From Indian Camp Pass with Elk Knob, Turret, Shingle, W Mtn, and the Island Lakes Peaks. I've passed these peaks many times, but never bothered with the summits. Hiked in to tag them. Was a sheeherder and a flock just below summit; not an uncommon sight in the Flat Tops.
September 4-5 2016
The weather was bad around here on September 3, plus it was my first full day off in almost two months, so we didn't start our hike until September 3. It was decided that we go to the Flat Tops in order to climb or attempt three of the mountains there.
The weather looked threatening and it was very windy, but Kessler, Shaylee, Kimberly, and I started up the Stillwater Trail late morning. The forest has all burnt up and hadn't recovered since the 2002 fire, so there was no trees to block the wind. We followed the main trail (meeting two small groups along the way-the only people we saw the entire weekend) up to the plateau. Along the way, we stopped at a big group of perfectly ripe raspberry patches and had a delicious snack.
From the top of the plateau, an old map we had showed an abandoned trail to Surprise Lake. We wanted to see if we could follow it. We found the old trail, losing it in a few places and made our way to the saddle just north of Surprise Lake. It was still really windy and there were some small snow pellets, but we decided to climb the peak anyway since there was no thunder. We made our way to the west and found ourselves on the summit. The summit of the peak was really pristine and there wasn't even a summit cairn. After climbing the peak we descended to the saddle and then to Surprise Lake, where we set up camp. It was a really secluded lake and we had it all to ourselves.

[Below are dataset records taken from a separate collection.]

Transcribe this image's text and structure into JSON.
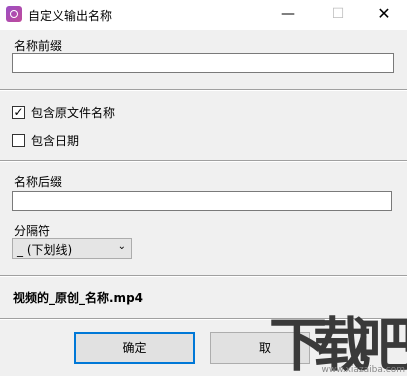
{
  "window": {
    "title": "自定义输出名称",
    "minimize": "—",
    "maximize": "☐",
    "close": "✕"
  },
  "prefix": {
    "label": "名称前缀",
    "value": ""
  },
  "options": {
    "include_original": {
      "label": "包含原文件名称",
      "checked": true,
      "tick": "✓"
    },
    "include_date": {
      "label": "包含日期",
      "checked": false,
      "tick": ""
    }
  },
  "suffix": {
    "label": "名称后缀",
    "value": ""
  },
  "separator": {
    "label": "分隔符",
    "selected": "_ (下划线)",
    "chevron": "⌄"
  },
  "preview": {
    "text": "视频的_原创_名称.mp4"
  },
  "buttons": {
    "ok": "确定",
    "cancel": "取"
  },
  "watermark": {
    "glyphs": "下载吧",
    "url": "www.xiazaiba.com"
  },
  "colors": {
    "accent": "#0078d7",
    "icon": "#b04aa8"
  }
}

After a windy night, we awoke to clear skies and 31F degrees. It was still windy, but the sky was completely clear.
We headed cross country towards Peak 11968, a.k.a. Island Lakes Peak North. It was a fairly gentle climb, but there was boulder-hopping near the end. It took a little bit longer than expected as well. Near the summit we saw many pikas and an ermine/weasel, the first we have seen in Colorado. On the summit, we found the register and found that it was last signed in 2015, but the signature before that was in 2004.
We took a pretty long break on the summit and headed south towards Peak 11926, a.k.a. Island Lakes Peak South. We decided to skirt around the west base of Point 11824. There was some boulder-hopping, but it wasn't that bad. Once we were at the saddle between Island Lakes Peak South and Point 11824, Kim decided to wait and Kessler, Shaylee, and I headed for the summit.
We found the summit to be very pristine with no register or summit cairn. It was getting late now, so we hurried back to the saddle where we reunited with Kim.
We still had seven miles to go, so we headed back towards Trapper Lake as quickly as possible. We only stopped a few times to get drinks and to look at the map. Along the way we did see one big marmot. We arrived at the trailhead at around 5 PM. It was a great trip, but we were all tired. I was the last one back to the car.